Auch als David noch Vorsitzende des CSC war, hat sie sich nicht gescheut zu sagen, dass sich die Klientelwirtschaft unter Präsidentin Gloria Macapagal-Arroyo verschlimmert hat – genau der Präsidentin, die sich die Verwaltungsreform besonders auf die Fahnen geschrieben hat . Die Executive Order 366 etwa sollte bestimmte Mitarbeiter ermutigen, freiwillig auszuscheiden; außerdem sollten verschiedene Abteilungen auf „Strukturreformen“ hin untersucht werden. Vom Reformprogramm der Regierung hält Brillantes aber wenig: „Es ist nur ein weiteres Beispiel für die wohl bekannte Rhetorik von „reorganisieren, anpassen, überflüssige Mitarbeiter entlassen.“
In der Geschichte verwurzelt
Überhaupt haben Geschichte und politische Kultur die öffentliche Verwaltung zu dem gemacht, was sie ist. Eine erste prägende – wenn auch unerfreuliche – Bürokratie-Kostprobe erhielten die Filipinos von den spanischen Kolonisatoren. Für Jose N. Endriga, der früher die nationale philippinische Verwaltungshochschule leitete, ist das herausragende Merkmal der spanischen Kolonialregierung „eine große Diskrepanz zwischen idealistischen Gesetzestexten und der tatsächlichen repressiven und gewaltsamen Praxis“. Über drei Jahrhunderte habe eine unberechenbare, korrupte und exklusive Kolonialregierung vier Dinge weitergegeben:
– die Vorstellung, alles müsse strikt von Manila regiert werden,
– langsames Arbeiten in der Verwaltung, das am besten mit dem spanischen Ausdruck „obedezco pero no cumplo“ (ich gehorche, aber erfülle meine Aufgabe nicht) zusammengefasst ist,
– ein tiefes Misstrauen in die Regierung seitens der indigenen Bevölkerung und
– die Idee, es sei patriotisch, die Arbeit der Verwaltung zu untergraben.

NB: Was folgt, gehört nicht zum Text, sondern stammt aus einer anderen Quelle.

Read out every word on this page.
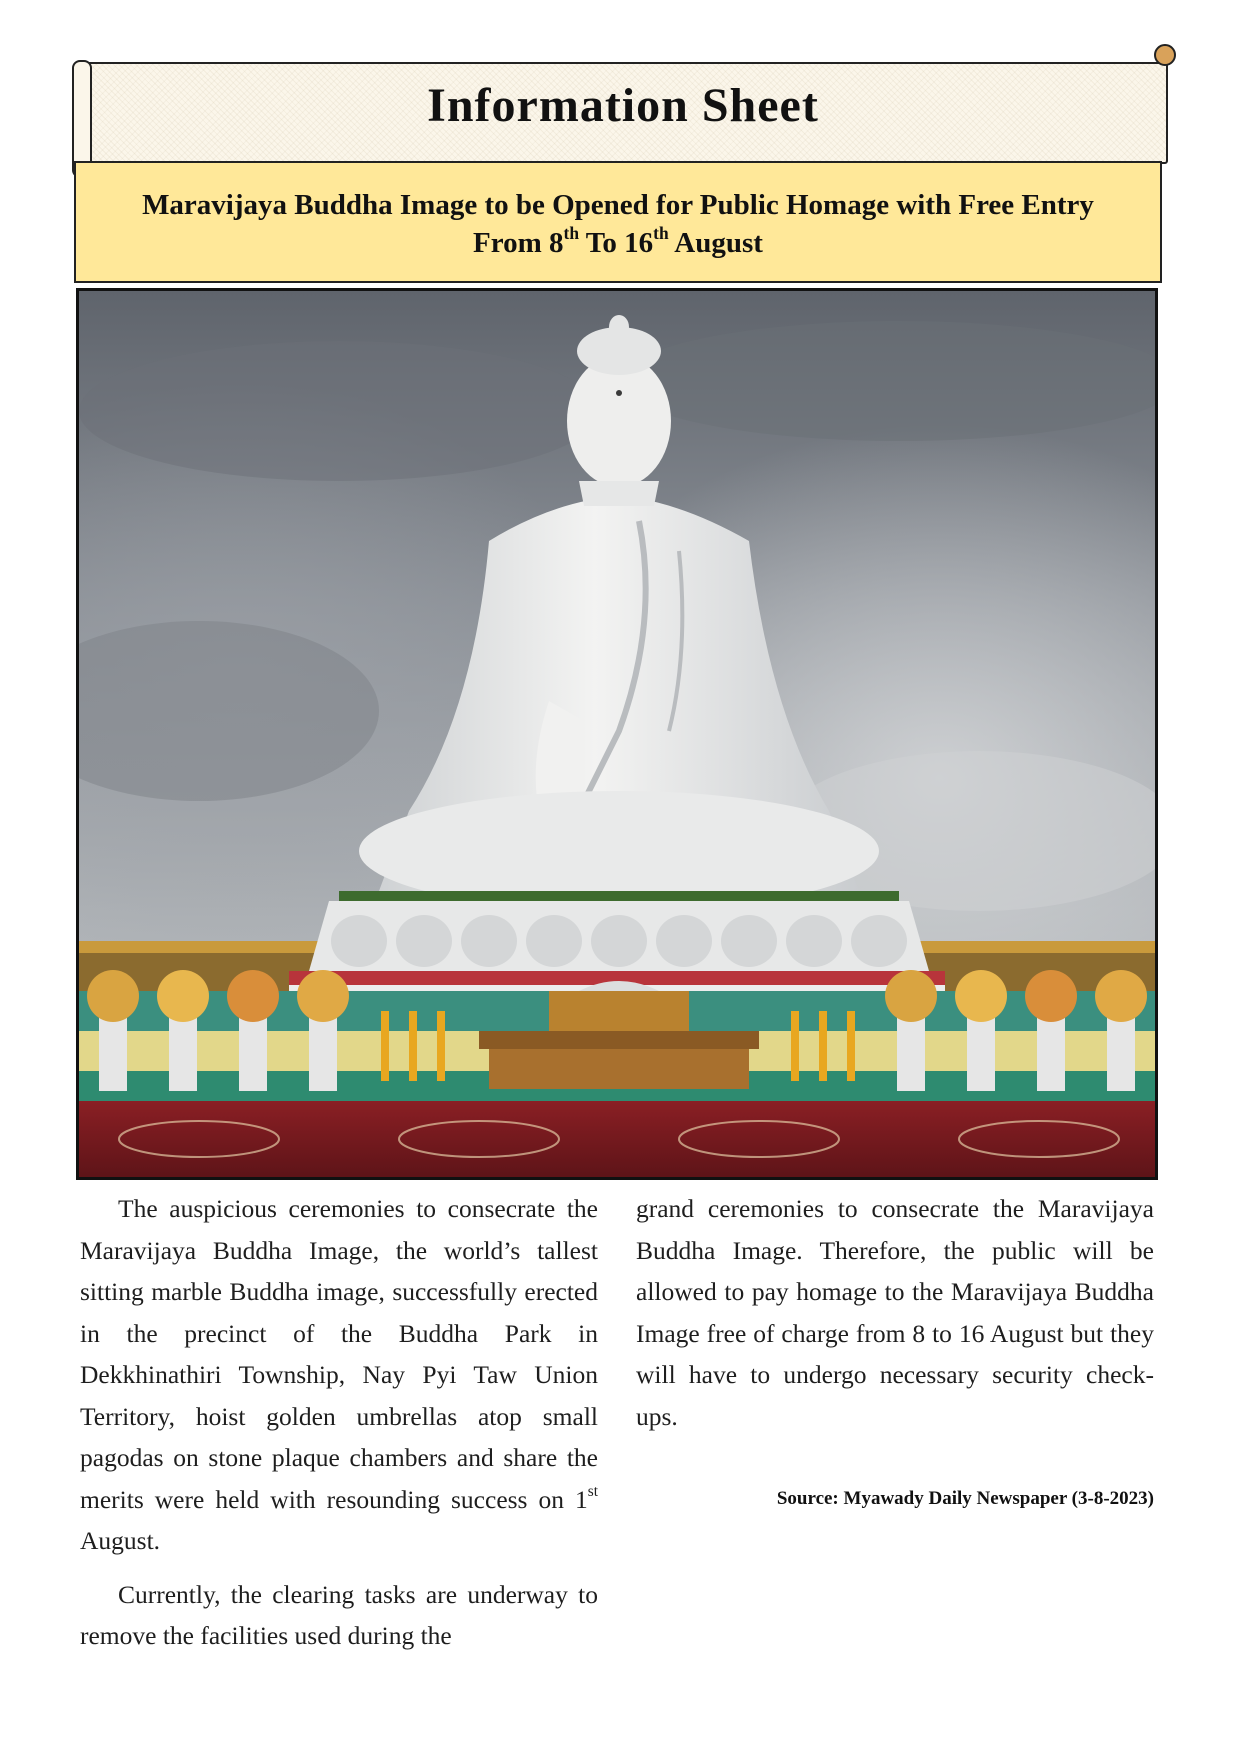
Information Sheet
Maravijaya Buddha Image to be Opened for Public Homage with Free Entry
From 8th To 16th August

The auspicious ceremonies to consecrate the Maravijaya Buddha Image, the world’s tallest sitting marble Buddha image, successfully erected in the precinct of the Buddha Park in Dekkhinathiri Township, Nay Pyi Taw Union Territory, hoist golden umbrellas atop small pagodas on stone plaque chambers and share the merits were held with resounding success on 1st August.

Currently, the clearing tasks are underway to remove the facilities used during the

grand ceremonies to consecrate the Maravijaya Buddha Image. Therefore, the public will be allowed to pay homage to the Maravijaya Buddha Image free of charge from 8 to 16 August but they will have to undergo necessary security check-ups.

Source: Myawady Daily Newspaper (3-8-2023)
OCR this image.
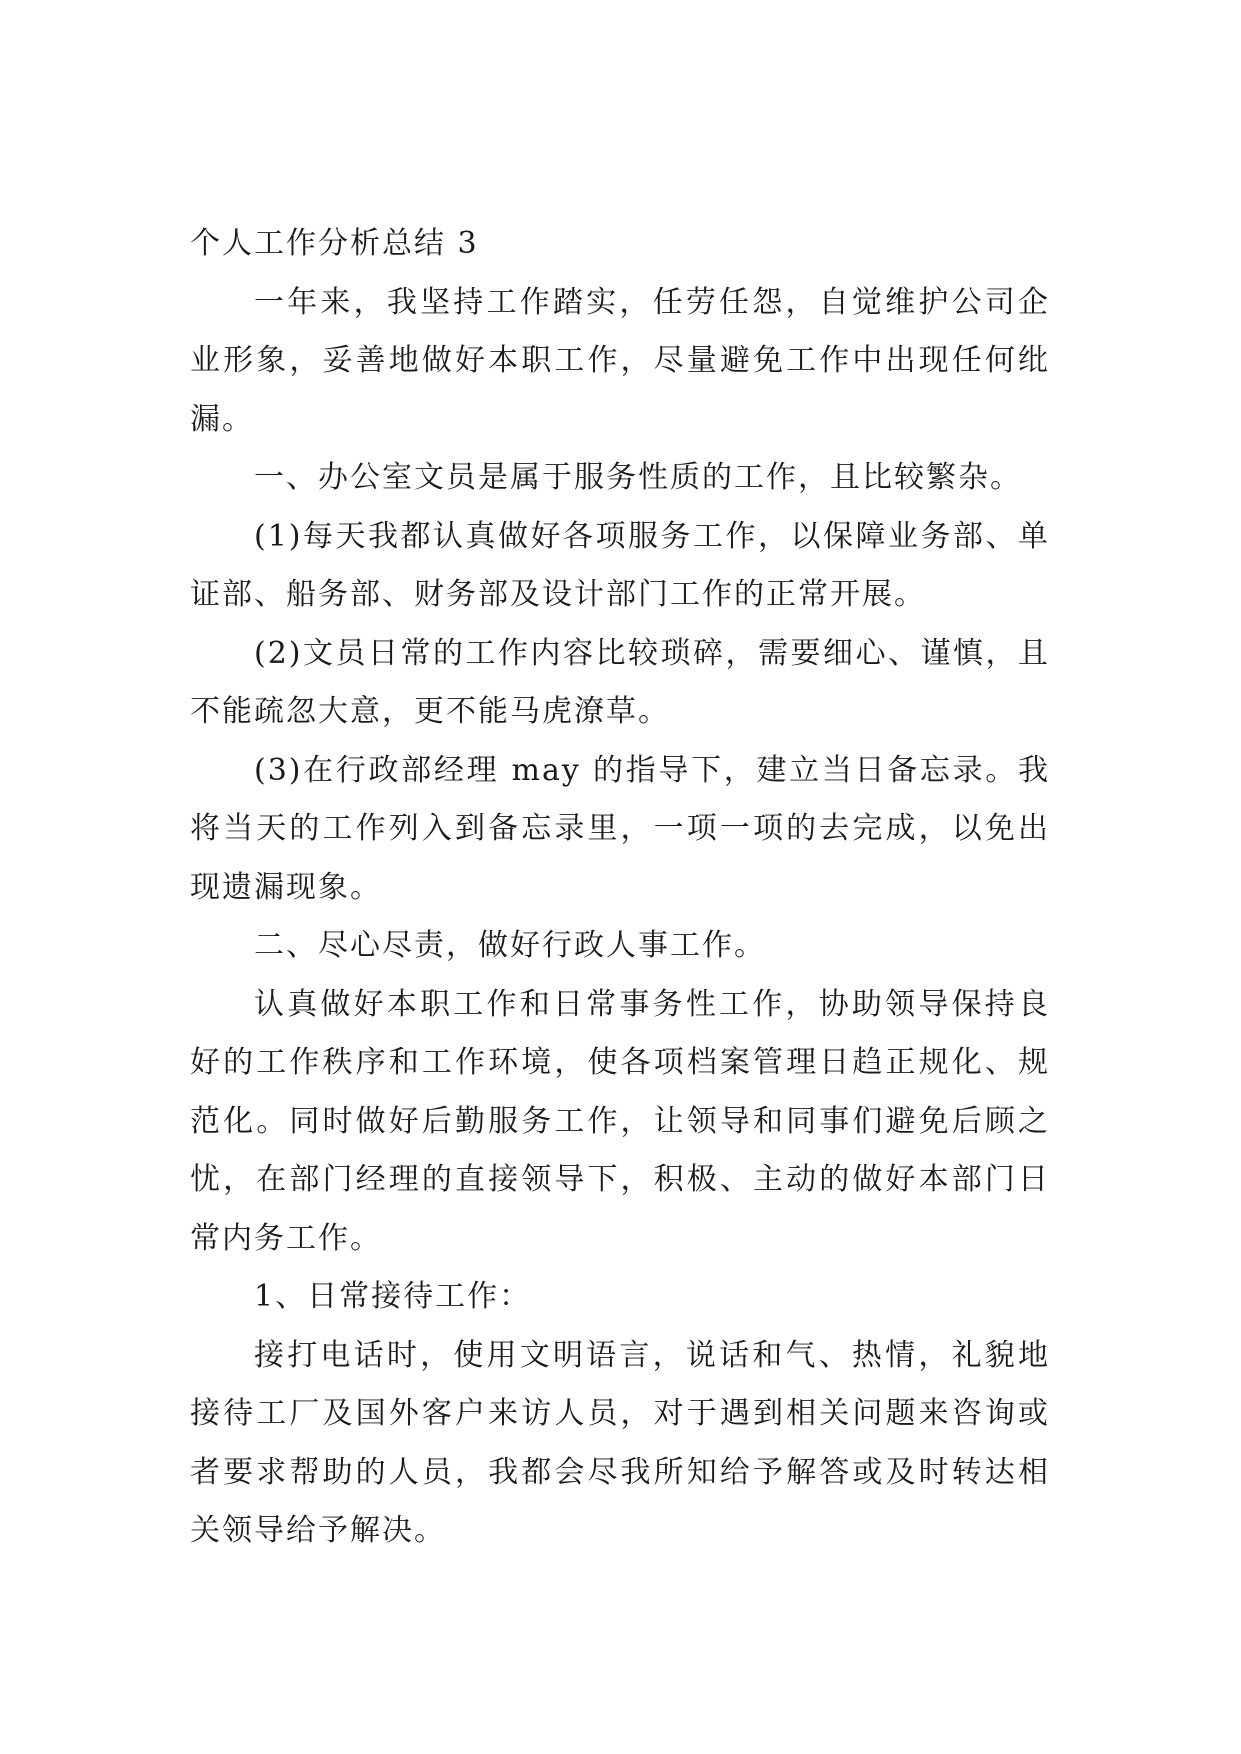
个人工作分析总结 3

一年来，我坚持工作踏实，任劳任怨，自觉维护公司企业形象，妥善地做好本职工作，尽量避免工作中出现任何纰漏。

一、办公室文员是属于服务性质的工作，且比较繁杂。

(1)每天我都认真做好各项服务工作，以保障业务部、单证部、船务部、财务部及设计部门工作的正常开展。

(2)文员日常的工作内容比较琐碎，需要细心、谨慎，且不能疏忽大意，更不能马虎潦草。

(3)在行政部经理 may 的指导下，建立当日备忘录。我将当天的工作列入到备忘录里，一项一项的去完成，以免出现遗漏现象。

二、尽心尽责，做好行政人事工作。

认真做好本职工作和日常事务性工作，协助领导保持良好的工作秩序和工作环境，使各项档案管理日趋正规化、规范化。同时做好后勤服务工作，让领导和同事们避免后顾之忧，在部门经理的直接领导下，积极、主动的做好本部门日常内务工作。

1、日常接待工作：

接打电话时，使用文明语言，说话和气、热情，礼貌地接待工厂及国外客户来访人员，对于遇到相关问题来咨询或者要求帮助的人员，我都会尽我所知给予解答或及时转达相关领导给予解决。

1898 besiegten die USA Spanien und ersetzten die Kolonialherrscher vor Ort. Zwei Jahre später führten die Amerikaner mit dem Civil Service Act einen öffentlichen Dienst ein, der effizient und leistungsorientiert und politisch neutral sein sollte. Faktisch aber dominierte die Regierung den Verwaltungsapparat sehr stark. In dieser Tradition stehe auch das heutige Verwaltungssystem, meint Brillantes: „Das System ist so stark vom Präsidenten dominiert, dass man fast von einer Diktatur sprechen kann.“ Außerdem hat sich das System niemals von der „traditionellen Politik“ befreit, nach deren Vorstellung die öffentliche Macht nur zum Wohle einiger weniger Familien und ihrer Kumpane existiere. In seinem Buch „Eine Anarchie der Familien“ nennt der Historiker Alfred McCoy das „die Subversion des öffentlichen Wohls im Dienst familiären Wohlstandes“. Sie führte dazu, dass die Menschen die Regierung als Ausbeutungssystem wahrnehmen.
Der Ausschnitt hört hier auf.